The temporary truce brokered by the Telugu Film Chamber of Commerce has collapsed spectacularly. Despite the recent high-profile settlement, where senior leaders established an 18-member committee to evaluate theatrical revenue structures over a two-month period, single-screen exhibitors have officially walked out of the agreement. Theater owners across the Nizam and Telangana regions have launched a fresh, aggressive offensive, declaring that they will not open advance bookings for Ram Charan’s ₹350-crore mega-project Peddi unless a percentage-sharing system is executed on paper immediately.
This sudden escalation has thrown the entire Tollywood trade into absolute chaos just days before the film’s June 4 release. Exhibitors argue that the Film Chamber’s committee is merely a delaying tactic deployed by big production houses to push Peddi through the traditional, high-risk Fixed Rental System. Fearing massive financial damage if the sports drama experiences any post-weekend drop, exhibitors are standing firm on their “Percentage or Nothing” ultimatum, completely defying the Chamber’s mandate to maintain status quo.
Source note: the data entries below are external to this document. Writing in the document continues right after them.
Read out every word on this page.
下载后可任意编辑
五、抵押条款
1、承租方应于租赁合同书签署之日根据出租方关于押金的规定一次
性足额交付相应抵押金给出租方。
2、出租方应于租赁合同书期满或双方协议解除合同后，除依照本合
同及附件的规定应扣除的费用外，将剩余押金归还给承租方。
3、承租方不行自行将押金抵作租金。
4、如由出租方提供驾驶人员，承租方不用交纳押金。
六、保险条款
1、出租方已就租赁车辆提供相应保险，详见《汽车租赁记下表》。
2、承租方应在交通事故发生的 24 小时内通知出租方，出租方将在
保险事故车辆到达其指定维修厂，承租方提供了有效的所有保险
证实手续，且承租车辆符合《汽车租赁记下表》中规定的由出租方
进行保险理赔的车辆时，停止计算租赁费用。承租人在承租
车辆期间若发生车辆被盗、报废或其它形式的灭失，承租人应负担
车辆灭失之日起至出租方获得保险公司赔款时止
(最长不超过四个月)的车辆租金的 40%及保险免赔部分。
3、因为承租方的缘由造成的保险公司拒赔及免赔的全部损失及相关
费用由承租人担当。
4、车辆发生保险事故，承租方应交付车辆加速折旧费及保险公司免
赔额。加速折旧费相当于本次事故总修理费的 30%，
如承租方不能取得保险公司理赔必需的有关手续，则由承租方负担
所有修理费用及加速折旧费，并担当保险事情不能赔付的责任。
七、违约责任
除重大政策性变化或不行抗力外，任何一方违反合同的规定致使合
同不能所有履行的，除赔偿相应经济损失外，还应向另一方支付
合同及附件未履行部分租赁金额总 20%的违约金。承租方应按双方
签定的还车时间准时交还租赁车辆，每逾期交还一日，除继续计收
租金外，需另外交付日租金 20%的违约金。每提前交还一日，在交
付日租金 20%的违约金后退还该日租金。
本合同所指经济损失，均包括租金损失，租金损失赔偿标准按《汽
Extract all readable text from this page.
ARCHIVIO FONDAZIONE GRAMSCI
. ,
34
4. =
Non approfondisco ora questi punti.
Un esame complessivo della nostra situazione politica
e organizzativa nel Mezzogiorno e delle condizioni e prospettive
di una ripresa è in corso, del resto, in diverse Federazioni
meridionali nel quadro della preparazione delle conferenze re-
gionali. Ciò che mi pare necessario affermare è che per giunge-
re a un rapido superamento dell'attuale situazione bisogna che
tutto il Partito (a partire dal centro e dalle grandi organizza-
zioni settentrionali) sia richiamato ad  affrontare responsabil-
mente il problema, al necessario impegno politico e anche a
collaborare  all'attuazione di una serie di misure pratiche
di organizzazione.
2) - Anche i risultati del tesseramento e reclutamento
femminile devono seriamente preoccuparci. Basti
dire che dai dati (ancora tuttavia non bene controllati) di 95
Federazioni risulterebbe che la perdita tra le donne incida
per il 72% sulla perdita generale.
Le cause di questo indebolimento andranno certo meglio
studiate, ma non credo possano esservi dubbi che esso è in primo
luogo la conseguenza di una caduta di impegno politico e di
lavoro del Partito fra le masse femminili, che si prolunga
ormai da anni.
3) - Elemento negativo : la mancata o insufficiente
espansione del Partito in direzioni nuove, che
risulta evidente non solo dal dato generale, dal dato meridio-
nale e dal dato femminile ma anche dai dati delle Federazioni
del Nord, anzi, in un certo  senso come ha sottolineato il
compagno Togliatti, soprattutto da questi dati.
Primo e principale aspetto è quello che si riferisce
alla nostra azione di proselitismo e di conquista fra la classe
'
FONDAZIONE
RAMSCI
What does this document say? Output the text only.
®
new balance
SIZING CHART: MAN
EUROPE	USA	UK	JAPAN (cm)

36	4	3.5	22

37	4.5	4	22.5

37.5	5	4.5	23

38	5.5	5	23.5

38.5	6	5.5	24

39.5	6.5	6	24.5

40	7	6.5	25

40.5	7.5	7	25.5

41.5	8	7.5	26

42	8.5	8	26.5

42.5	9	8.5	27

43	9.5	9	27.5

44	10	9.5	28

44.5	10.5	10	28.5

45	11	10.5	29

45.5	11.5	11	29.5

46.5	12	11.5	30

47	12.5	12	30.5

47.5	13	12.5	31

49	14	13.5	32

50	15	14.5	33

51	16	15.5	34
With major banners like Mythri Movie Makers caught completely off guard by the renewed strike, emergency meetings have been called behind closed doors. Distributors are trapped in a nightmare scenario, scrambling to secure screens while theater owners openly refuse to cooperate. If a binding, interim revenue-sharing model isn’t signed within the next 24 hours, Tollywood faces an unprecedented theatrical blackout that could completely derail Ram Charan’s pan-Indian opening.